Une repré­sen­tante des robes noires pré­sentes vient solen­nel­le­ment lire une décla­ra­tion de l’as­sem­blée géné­rale du bar­reau de Grenoble à la barre.

 

Avant de décla­rer qu’elle et tous ses confrères ont l’in­ten­tion de deman­der le ren­voi des affaires dont les gilets jaunes leur ont confié la charge. Ce dont la pré­si­dente, conci­liante, va prendre acte.

 

Autant dire qu’à par­tir de ce moment le pro­cès va tour­ner court.
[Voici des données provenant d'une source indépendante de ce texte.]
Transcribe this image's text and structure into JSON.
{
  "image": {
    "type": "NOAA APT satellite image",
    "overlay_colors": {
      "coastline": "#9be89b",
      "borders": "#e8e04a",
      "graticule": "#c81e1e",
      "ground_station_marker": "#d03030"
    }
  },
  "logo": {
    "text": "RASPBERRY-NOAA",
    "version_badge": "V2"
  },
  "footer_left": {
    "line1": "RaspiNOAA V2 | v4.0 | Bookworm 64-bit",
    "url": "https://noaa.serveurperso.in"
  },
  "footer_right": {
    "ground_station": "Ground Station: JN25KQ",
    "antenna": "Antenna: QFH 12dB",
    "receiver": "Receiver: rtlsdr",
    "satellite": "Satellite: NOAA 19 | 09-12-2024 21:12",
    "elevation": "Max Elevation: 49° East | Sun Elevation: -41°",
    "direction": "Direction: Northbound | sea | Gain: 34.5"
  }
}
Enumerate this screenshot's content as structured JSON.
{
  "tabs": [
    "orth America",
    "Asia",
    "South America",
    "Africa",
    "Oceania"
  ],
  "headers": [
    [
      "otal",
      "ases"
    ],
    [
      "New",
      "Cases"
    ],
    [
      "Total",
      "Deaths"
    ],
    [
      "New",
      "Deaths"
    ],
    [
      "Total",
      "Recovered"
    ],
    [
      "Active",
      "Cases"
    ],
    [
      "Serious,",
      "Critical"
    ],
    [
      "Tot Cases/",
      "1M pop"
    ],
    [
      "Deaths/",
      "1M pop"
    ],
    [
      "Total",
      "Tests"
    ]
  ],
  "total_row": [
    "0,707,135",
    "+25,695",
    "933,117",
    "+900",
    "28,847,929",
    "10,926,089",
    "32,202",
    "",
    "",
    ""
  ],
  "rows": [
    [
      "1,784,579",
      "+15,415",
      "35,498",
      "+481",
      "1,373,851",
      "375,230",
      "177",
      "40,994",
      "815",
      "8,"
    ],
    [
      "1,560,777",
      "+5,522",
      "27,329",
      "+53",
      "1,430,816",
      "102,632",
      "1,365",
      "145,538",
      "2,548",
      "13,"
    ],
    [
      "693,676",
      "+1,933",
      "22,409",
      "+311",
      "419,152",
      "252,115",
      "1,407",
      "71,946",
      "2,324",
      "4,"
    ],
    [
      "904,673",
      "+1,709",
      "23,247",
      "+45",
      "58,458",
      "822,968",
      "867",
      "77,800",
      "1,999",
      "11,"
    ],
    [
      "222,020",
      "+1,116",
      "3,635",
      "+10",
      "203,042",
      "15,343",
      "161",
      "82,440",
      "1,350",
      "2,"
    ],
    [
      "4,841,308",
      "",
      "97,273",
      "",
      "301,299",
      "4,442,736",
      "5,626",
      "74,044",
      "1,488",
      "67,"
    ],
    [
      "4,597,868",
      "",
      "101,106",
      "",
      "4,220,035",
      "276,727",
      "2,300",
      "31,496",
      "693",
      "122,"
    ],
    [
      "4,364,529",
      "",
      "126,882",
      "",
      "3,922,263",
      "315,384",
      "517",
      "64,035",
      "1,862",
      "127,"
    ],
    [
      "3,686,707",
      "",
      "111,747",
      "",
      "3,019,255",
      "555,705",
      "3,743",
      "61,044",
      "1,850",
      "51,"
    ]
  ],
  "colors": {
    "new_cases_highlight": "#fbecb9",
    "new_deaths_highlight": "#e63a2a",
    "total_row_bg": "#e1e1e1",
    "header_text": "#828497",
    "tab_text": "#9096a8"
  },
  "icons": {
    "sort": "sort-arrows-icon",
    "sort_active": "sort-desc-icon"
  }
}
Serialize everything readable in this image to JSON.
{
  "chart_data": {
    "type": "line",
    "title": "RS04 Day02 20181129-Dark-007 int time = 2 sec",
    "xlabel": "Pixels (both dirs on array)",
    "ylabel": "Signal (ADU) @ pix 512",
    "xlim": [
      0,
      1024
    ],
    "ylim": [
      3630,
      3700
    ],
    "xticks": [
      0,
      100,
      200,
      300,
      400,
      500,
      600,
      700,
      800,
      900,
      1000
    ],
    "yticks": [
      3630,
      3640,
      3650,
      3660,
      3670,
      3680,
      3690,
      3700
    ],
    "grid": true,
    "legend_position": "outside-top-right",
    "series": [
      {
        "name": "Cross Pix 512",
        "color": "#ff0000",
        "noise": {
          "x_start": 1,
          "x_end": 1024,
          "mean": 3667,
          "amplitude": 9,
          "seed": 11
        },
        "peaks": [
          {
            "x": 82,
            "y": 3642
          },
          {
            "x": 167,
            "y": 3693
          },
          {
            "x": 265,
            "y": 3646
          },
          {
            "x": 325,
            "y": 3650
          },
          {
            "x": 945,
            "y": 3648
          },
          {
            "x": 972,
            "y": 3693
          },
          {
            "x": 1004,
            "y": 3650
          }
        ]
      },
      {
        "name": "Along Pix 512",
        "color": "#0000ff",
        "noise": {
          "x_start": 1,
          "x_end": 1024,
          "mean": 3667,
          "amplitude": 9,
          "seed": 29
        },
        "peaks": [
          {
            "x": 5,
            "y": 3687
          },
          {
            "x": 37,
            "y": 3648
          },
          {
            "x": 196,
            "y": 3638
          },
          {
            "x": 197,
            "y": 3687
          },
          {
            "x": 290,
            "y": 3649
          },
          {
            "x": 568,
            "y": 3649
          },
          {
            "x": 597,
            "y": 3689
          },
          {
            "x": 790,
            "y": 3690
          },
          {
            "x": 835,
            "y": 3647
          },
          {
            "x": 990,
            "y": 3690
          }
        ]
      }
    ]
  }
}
Le résul­tat ? Cinq des six pré­ve­nus ont vu leur affaire ren­voyée au 20 jan­vier 2020. La cour ne s’est inté­res­sée qu’au sixième pré­venu qui, com­pa­rais­sant sans le secours d’un avo­cat, ne pou­vait deman­der l’a­jour­ne­ment. Dans son réqui­si­toire, le pro­cu­reur a requis une peine de 400 euros d’a­mende assor­tie d’un sur­sis. Une peine qui, pour l’heure, reste en sus­pens puisque le tri­bu­nal ne ren­dra son juge­ment que le 30 sep­tembre.